At this stage, we're working with: 2hu4_noH_corrected.pdb

Step 2: Making the initial topology file

Ok so now we have all the files required to generate a topology file using xleap:

OTV.prepin - the prepin file for the ligand (that is not in the AMBER library)
OTV.frcmod - the forcefield info file for the ligand
2hu4_noH_corrected.pdb - a pdb file with the same atom naming for the ligand as in the prepin file

We now use a simple script to construct the topology and coordinate files with xleap:

source leaprc.ff03
source leaprc.gaff
loadamberprep OTV.prepin
loadamberparams OTV.frcmod
mol=loadpdb 2hu4_noH_corrected.pdb
saveamberparm mol 2hu4.top 2hu4.cord
savepdb mol 2hu4_leap.pdb
quit

Save this in a file (say leap.in) and then run the following:

xleap < leap.in

You'll see a window open and lots of info scroll past. If you're quick enough you might even notice that we have a few problems with the input. This is almost bound to happen but luckily, xleap is pretty good at telling you how to fix them. So! Open up the leap.log file that has been generated and scroll through. After a bit of preamble (at line 841), you'll see the problems start i.e.

...
Joining SER - LEU
Joining LEU - CYS
Joining CYS - PRO
Joining PRO - ILE
Created a new atom named: CD within residue: .R<ILE 12>
  Added missing heavy atom: .R<ILE 12>.A<CD1 14>
Joining ILE - ASN
Joining ASN - GLY
Joining GLY - TRP
Joining TRP - ALA
...

This message is repeated throughout the log file. What it means is that due to the definition of the ILE residue in the parameter libraries, AMBER is expecting the CD atom in ILE to be called CD1, not CD. We'll need to correct this and try running again. Before we do that though, there are other problems to address on line 1271:

...
Created a new atom named: CD within residue: .R<CILE 385>
Created a new atom named: O1 within residue: .R<CILE 385>
Created a new atom named: O2 within residue: .R<CILE 385>
  Added missing heavy atom: .R<CILE 385>.A<O 19>
  Added missing heavy atom: .R<CILE 385>.A<OXT 20>
  Added missing heavy atom: .R<CILE 385>.A<CD1 14>
Creating new UNIT for residue: CA sequence: 387
Created a new atom named: CA within residue: .R<CA 387>
  total atoms in file: 3007
...

There are two problems here:

The terminal ILE residue not only has the CD->CD1 naming issue but also the oxygens should be names O and OXT instead of O1 and O2.
AMBER complains that it doesn't recognise the atom type CA which is the Calcium atom.
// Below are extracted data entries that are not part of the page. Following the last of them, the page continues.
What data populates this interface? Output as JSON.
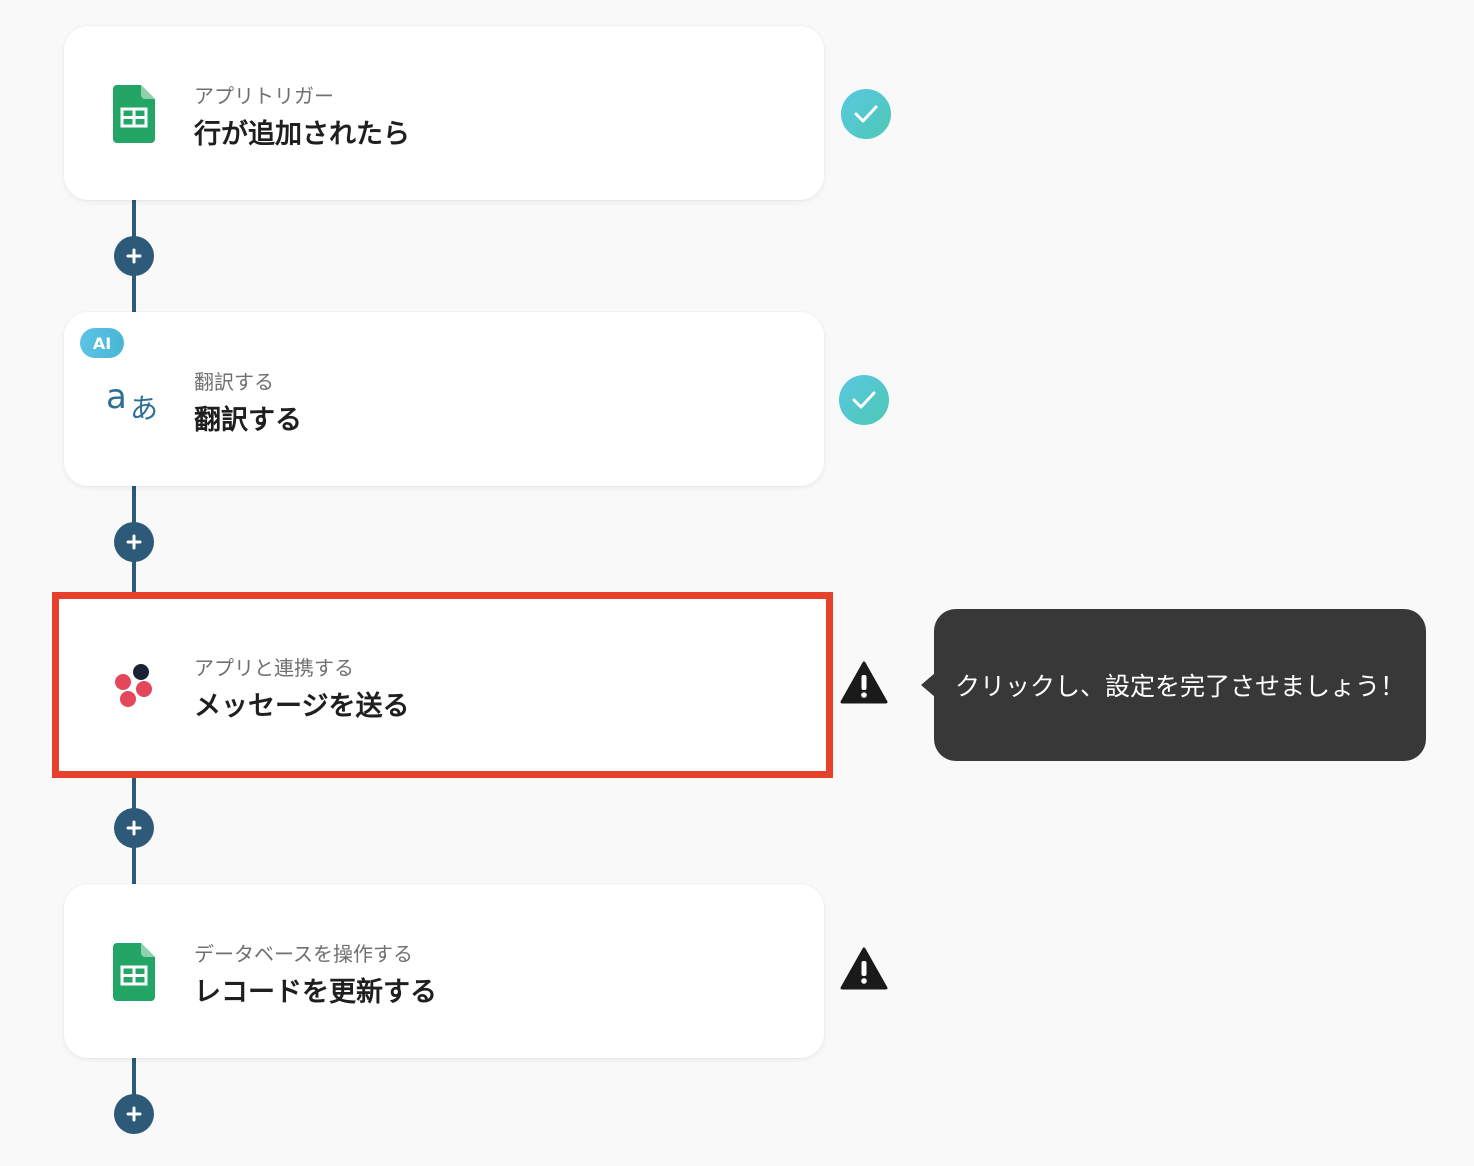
{
  "steps": [
    {
      "subtitle": "アプリトリガー",
      "title": "行が追加されたら",
      "icon": "google-sheets-icon",
      "status": "complete"
    },
    {
      "badge": "AI",
      "subtitle": "翻訳する",
      "title": "翻訳する",
      "icon": "translate-icon",
      "status": "complete"
    },
    {
      "subtitle": "アプリと連携する",
      "title": "メッセージを送る",
      "icon": "messaging-app-icon",
      "status": "warning",
      "highlighted": true
    },
    {
      "subtitle": "データベースを操作する",
      "title": "レコードを更新する",
      "icon": "google-sheets-icon",
      "status": "warning"
    }
  ],
  "tooltip": {
    "text": "クリックし、設定を完了させましょう！"
  },
  "colors": {
    "connector": "#2c5a78",
    "highlight": "#e8412b",
    "check": "#55c6d9",
    "tooltip_bg": "#383838",
    "sheets_green": "#23a566"
  }
}
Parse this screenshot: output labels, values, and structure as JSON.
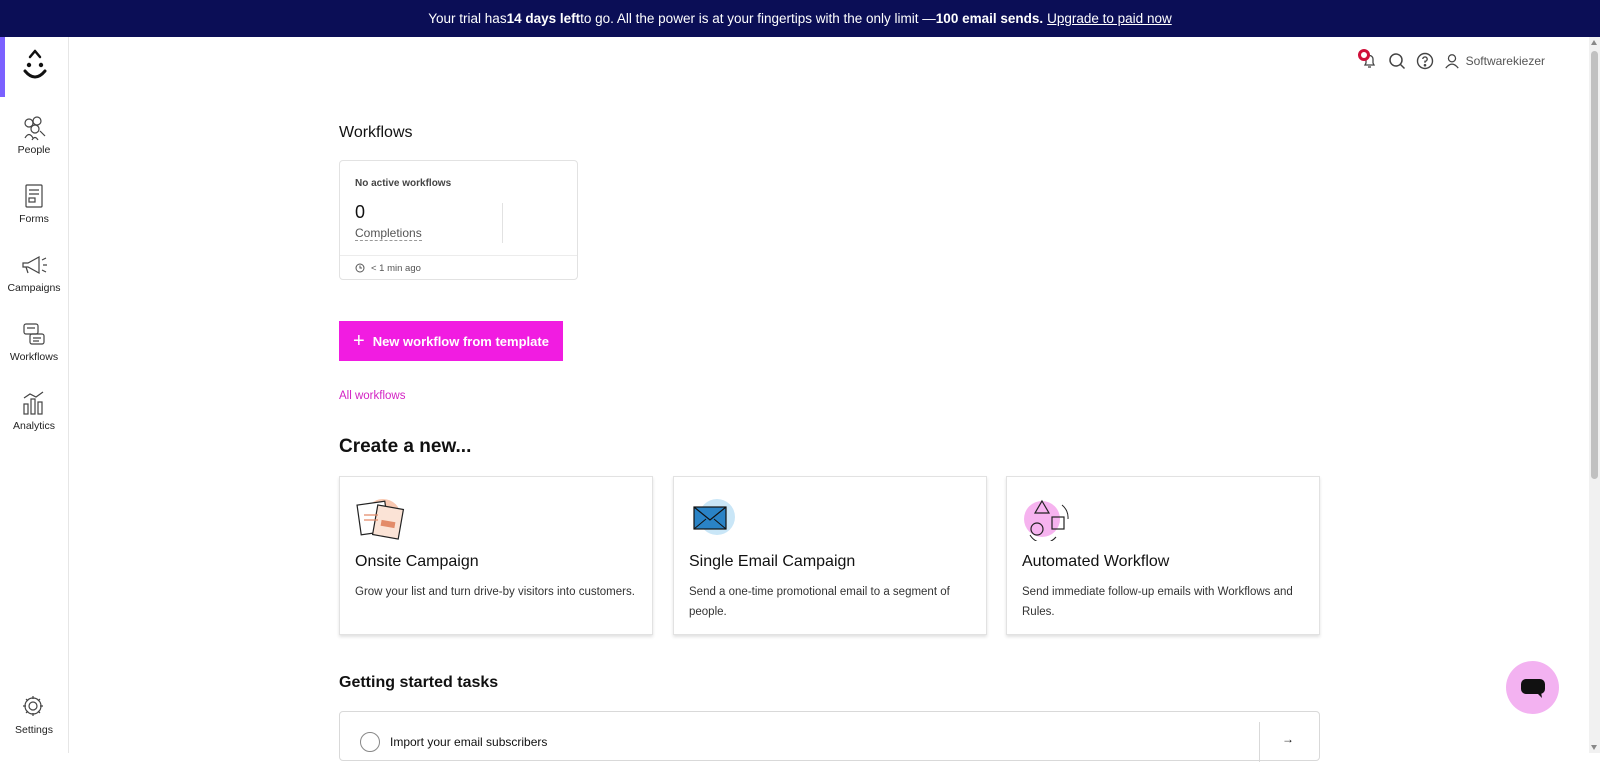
{
  "banner": {
    "part1": "Your trial has ",
    "days_left": "14 days left",
    "part2": " to go. All the power is at your fingertips with the only limit — ",
    "limit": "100 email sends.",
    "upgrade_link": "Upgrade to paid now",
    "bg_color": "#0b0e56"
  },
  "sidebar": {
    "items": [
      {
        "label": "People",
        "icon": "people-icon"
      },
      {
        "label": "Forms",
        "icon": "forms-icon"
      },
      {
        "label": "Campaigns",
        "icon": "megaphone-icon"
      },
      {
        "label": "Workflows",
        "icon": "workflows-icon"
      },
      {
        "label": "Analytics",
        "icon": "analytics-icon"
      }
    ],
    "settings_label": "Settings"
  },
  "topbar": {
    "username": "Softwarekiezer"
  },
  "workflows": {
    "heading": "Workflows",
    "card_title": "No active workflows",
    "completions_value": "0",
    "completions_label": "Completions",
    "updated": "< 1 min ago",
    "new_button": "New workflow from template",
    "all_link": "All workflows"
  },
  "create": {
    "heading": "Create a new...",
    "cards": [
      {
        "title": "Onsite Campaign",
        "desc": "Grow your list and turn drive-by visitors into customers."
      },
      {
        "title": "Single Email Campaign",
        "desc": "Send a one-time promotional email to a segment of people."
      },
      {
        "title": "Automated Workflow",
        "desc": "Send immediate follow-up emails with Workflows and Rules."
      }
    ]
  },
  "tasks": {
    "heading": "Getting started tasks",
    "items": [
      {
        "label": "Import your email subscribers"
      }
    ]
  },
  "colors": {
    "accent": "#f11ce1",
    "link": "#d323c4",
    "logo_accent": "#7b61ff"
  }
}
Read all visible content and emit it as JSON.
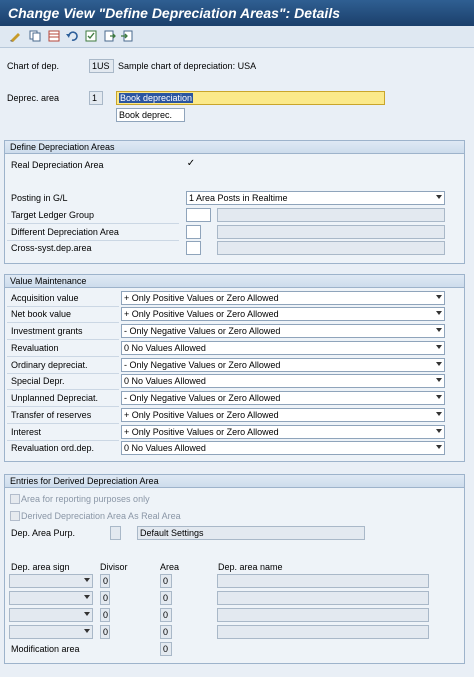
{
  "window": {
    "title": "Change View \"Define Depreciation Areas\": Details"
  },
  "toolbar": {
    "icons": [
      "edit-icon",
      "copy-icon",
      "table-icon",
      "undo-icon",
      "detail-icon",
      "export-icon",
      "import-icon"
    ]
  },
  "header": {
    "chart_label": "Chart of dep.",
    "chart_value": "1US",
    "chart_desc": "Sample chart of depreciation: USA",
    "area_label": "Deprec. area",
    "area_value": "1",
    "area_name": "Book depreciation",
    "area_short": "Book deprec."
  },
  "define_group": {
    "title": "Define Depreciation Areas",
    "real_label": "Real Depreciation Area",
    "real_checked": "✓",
    "posting_label": "Posting in G/L",
    "posting_value": "1 Area Posts in Realtime",
    "target_label": "Target Ledger Group",
    "diff_label": "Different Depreciation Area",
    "cross_label": "Cross-syst.dep.area"
  },
  "value_group": {
    "title": "Value Maintenance",
    "rows": [
      {
        "label": "Acquisition value",
        "value": "+ Only Positive Values or Zero Allowed"
      },
      {
        "label": "Net book value",
        "value": "+ Only Positive Values or Zero Allowed"
      },
      {
        "label": "Investment grants",
        "value": "- Only Negative Values or Zero Allowed"
      },
      {
        "label": "Revaluation",
        "value": "0 No Values Allowed"
      },
      {
        "label": "Ordinary depreciat.",
        "value": "- Only Negative Values or Zero Allowed"
      },
      {
        "label": "Special Depr.",
        "value": "0 No Values Allowed"
      },
      {
        "label": "Unplanned Depreciat.",
        "value": "- Only Negative Values or Zero Allowed"
      },
      {
        "label": "Transfer of reserves",
        "value": "+ Only Positive Values or Zero Allowed"
      },
      {
        "label": "Interest",
        "value": "+ Only Positive Values or Zero Allowed"
      },
      {
        "label": "Revaluation ord.dep.",
        "value": "0 No Values Allowed"
      }
    ]
  },
  "derived_group": {
    "title": "Entries for Derived Depreciation Area",
    "reporting_label": "Area for reporting purposes only",
    "derived_label": "Derived Depreciation Area As Real Area",
    "purp_label": "Dep. Area Purp.",
    "purp_value": "Default Settings",
    "col_sign": "Dep. area sign",
    "col_divisor": "Divisor",
    "col_area": "Area",
    "col_name": "Dep. area name",
    "rows": [
      {
        "divisor": "0",
        "area": "0"
      },
      {
        "divisor": "0",
        "area": "0"
      },
      {
        "divisor": "0",
        "area": "0"
      },
      {
        "divisor": "0",
        "area": "0"
      }
    ],
    "modification_label": "Modification area",
    "modification_value": "0"
  }
}
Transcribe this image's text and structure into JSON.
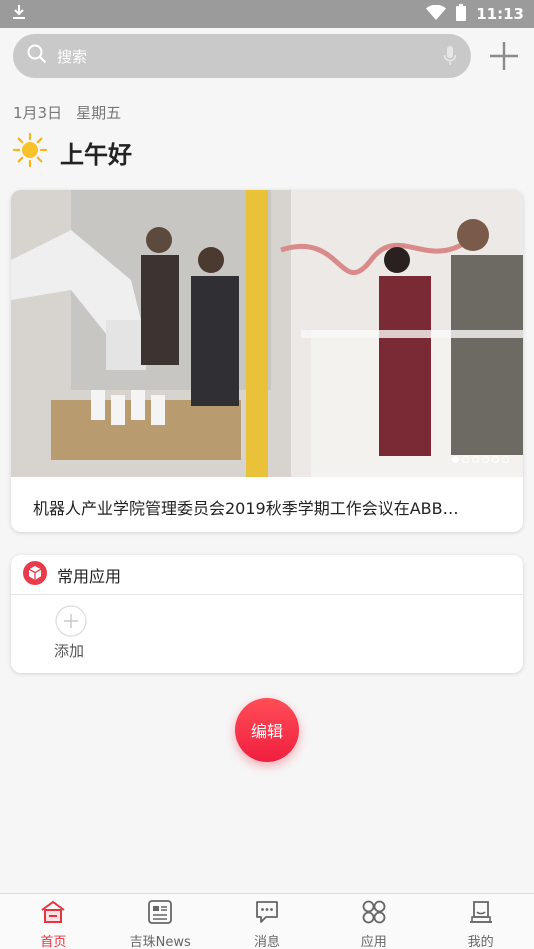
{
  "status_bar": {
    "time": "11:13"
  },
  "search": {
    "placeholder": "搜索"
  },
  "date": {
    "day": "1月3日",
    "weekday": "星期五"
  },
  "greeting": "上午好",
  "news": {
    "title": "机器人产业学院管理委员会2019秋季学期工作会议在ABB…",
    "carousel_total": 6,
    "carousel_active_index": 0
  },
  "apps": {
    "section_title": "常用应用",
    "add_label": "添加"
  },
  "edit_button": "编辑",
  "tabs": [
    {
      "label": "首页",
      "icon": "home-icon",
      "active": true
    },
    {
      "label": "吉珠News",
      "icon": "news-icon",
      "active": false
    },
    {
      "label": "消息",
      "icon": "message-icon",
      "active": false
    },
    {
      "label": "应用",
      "icon": "apps-icon",
      "active": false
    },
    {
      "label": "我的",
      "icon": "profile-icon",
      "active": false
    }
  ],
  "colors": {
    "accent": "#e8343f",
    "status_bar": "#9b9b9b",
    "search_bg": "#c9c9c9"
  }
}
Unfortunately there just aren't parameters in AMBER for Calcium so we need to either remove this line or change it to an ion for which the parameters exist e.g. Mg2+. This is what I will do in this case by changing the atom CA->MG in the pdb file (and the residue name from CA->MG2). I was able to do this by consulting the libraries for AMBER and noting which ions are parametrised. You can find the files in:

$AMBERHOME/dat/leap/lib

The file for ions is called ions94.lib. Note that the environmental variable $AMBERHOME is set when you install AMBER on your terminal. So to summarise, I need to make some changed to 2hu4_noH_corrected.pdb before AMBER will be happy to read it in, namely for all ILE residues I need to change the CD atom to CD1 and for the C terminal residue, O1->O and O2->OXT. Finally I need to change the Calcium ion (CA) to Magnesium (MG). This can be done manually or by using a find and replace script for say sed i.e. for the CD->CD1 change:

sed 's/ CD  ILE / CD1 ILE /' 2hu4_noH_corrected.pdb > 2hu4_noH_final.pdb

Once all these edits are done - the leap.in script we used earlier should now work provided we change the filename. The final edited pdb file is called 2hu4_noH_final.pdb. Remove the leap.log file and then run the input again. Check the new log file for any problems before continuing. You often don't need to worry about the warnings concerning improper dihedrals because AMBER checks all possible impropers that could be defined, but many are not required and therefore there is no parameters for all of them. They can be important if you are trying to e.g. force planarity. It is worth checking the total charge is also what you expect. You should now have a few new files:

2hu4.top - the AMBER topology file
2hu4.cord - the input coordinate file
2hu4_leap.pdb - the corresponding final pbd file

Tweaking the topology file

Now we have an AMBER topology file but there are a few changes we need to make before we can use it. The first is necessary and the second, while not essential - is highly recommended. The first step involves renaming the terminal residues.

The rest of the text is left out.